Os Fidalgos da Casa Mourisca - Cap. 20: XX Pág. 267 / 519

- Ih! Jesus, que homem este! Não faças as coisas no ar, Tomé.

- Qual no ar; prometi que hei-de trabalhar para pôr aquela casa em cima, só para fazer uma pirraça ao fidalgo; e ainda que tenha de hipotecar todos os meus bens e de arriscar o futuro dos meus filhos, hei-de fazê-lo.

- Mas já falaste com o Sr. Jorge a esse respeito?

- Não, nem preciso.

- Pois devias falar. É um rapaz ajuizado e que põe as coisas no seu lugar.

- O que ele me vinha dizer sei eu, e por isso é que não desejo falar-lhe, porque não quero que me tire isto da cabeça, nem quero brigar com ele.
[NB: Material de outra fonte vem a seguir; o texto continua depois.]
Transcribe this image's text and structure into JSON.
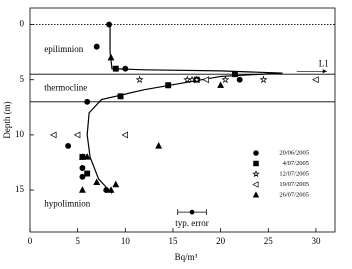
{
  "chart_data": {
    "type": "scatter",
    "xlabel": "Bq/m³",
    "ylabel": "Depth (m)",
    "xlim": [
      0,
      32
    ],
    "xticks": [
      0,
      5,
      10,
      15,
      20,
      25,
      30
    ],
    "ylim": [
      -1.5,
      18.8
    ],
    "yticks": [
      0,
      5,
      10,
      15
    ],
    "y_inverted": true,
    "hlines": [
      {
        "value": 0,
        "style": "dotted"
      },
      {
        "value": 4.5,
        "style": "solid"
      },
      {
        "value": 7,
        "style": "solid"
      }
    ],
    "annotations": [
      {
        "text": "epilimnion",
        "x": 1.5,
        "y": 2.3
      },
      {
        "text": "thermocline",
        "x": 1.5,
        "y": 5.8
      },
      {
        "text": "hypolimnion",
        "x": 1.5,
        "y": 16.3
      },
      {
        "text": "L1",
        "x": 30.3,
        "y": 3.6
      }
    ],
    "fit_curve": {
      "x": [
        8.4,
        8.4,
        8.6,
        12,
        20,
        26.5,
        20,
        12,
        7.5,
        6.2,
        6,
        6.3,
        7.2,
        8.6
      ],
      "y": [
        -0.2,
        2.5,
        4,
        4.1,
        4.2,
        4.4,
        4.7,
        5.9,
        6.8,
        8,
        10,
        12,
        14,
        15.3
      ]
    },
    "typical_error": {
      "label": "typ. error",
      "x": 17,
      "y": 17,
      "xerr": 1.5
    },
    "series": [
      {
        "name": "20/06/2005",
        "marker": "circle",
        "filled": true,
        "color": "#000000",
        "x": [
          8.3,
          7,
          10,
          22,
          6,
          4,
          5.5,
          5.5,
          8
        ],
        "y": [
          0,
          2,
          4,
          5,
          7,
          11,
          13,
          13.8,
          15
        ]
      },
      {
        "name": "4/07/2005",
        "marker": "square",
        "filled": true,
        "color": "#000000",
        "x": [
          9,
          21.5,
          17.5,
          14.5,
          9.5,
          5.5,
          6
        ],
        "y": [
          4,
          4.5,
          5,
          5.5,
          6.5,
          12,
          13.5
        ]
      },
      {
        "name": "12/07/2005",
        "marker": "star",
        "filled": false,
        "color": "#000000",
        "x": [
          11.5,
          16.5,
          17,
          17.5,
          20.5,
          24.5
        ],
        "y": [
          5,
          5,
          5,
          5,
          5,
          5
        ]
      },
      {
        "name": "19/07/2005",
        "marker": "triangle-left",
        "filled": false,
        "color": "#000000",
        "x": [
          30,
          18.5,
          2.5,
          5,
          10
        ],
        "y": [
          5,
          5,
          10,
          10,
          10
        ]
      },
      {
        "name": "26/07/2005",
        "marker": "triangle-up",
        "filled": true,
        "color": "#000000",
        "x": [
          8.5,
          20,
          5.5,
          6,
          7,
          13.5,
          8.5,
          9,
          5.5
        ],
        "y": [
          3,
          5.5,
          12,
          12,
          14.3,
          11,
          15,
          14.5,
          15
        ]
      }
    ]
  }
}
Mas os rapazes já estão à minha espera. Vamos lá. Dá cá as chaves, ouviste?

- Tomé, Tomé! Olha lá o que fazes! Eu não sei...

- Pois por isso; se não sabes, deixa-me cá. Basta-me a chave grande. Eu hoje não passo da quinta.

E pegando na chave, que a mulher lhe deu a medo, o lavrador saiu à frente dos três criados, em direcção à Casa Mourisca.

Luísa, a cujo bom senso não agradava a resolução do marido, veio desabafar com a filha.

O que sobretudo levava a mal a bondosa Luísa era o não haver o marido consultado Jorge. Para Luísa, Jorge era um conselheiro infalível. A simpatia que sempre lhe inspirava aquela criança, «que se não metia com ninguém», como a boa mulher tantas vezes dizia, crescera e misturara-se à admiração, ao respeito e à absoluta confiança, assim que o viu, adolescente, tomar aos ombros o pesado encargo da direcção e reforma da sua casa, e que ouviu os louvores em que o entusiasmo de Tomé se desafogava, falando dele, Luísa afez-se a supô-lo um ente privilegiado, incapaz de errar, com faculdades criadas para levar ao fim qualquer empresa e realizar todas as suas tenções, por menos exequíveis que parecessem.

O dogma da infalibilidade de Jorge fora por ela definido.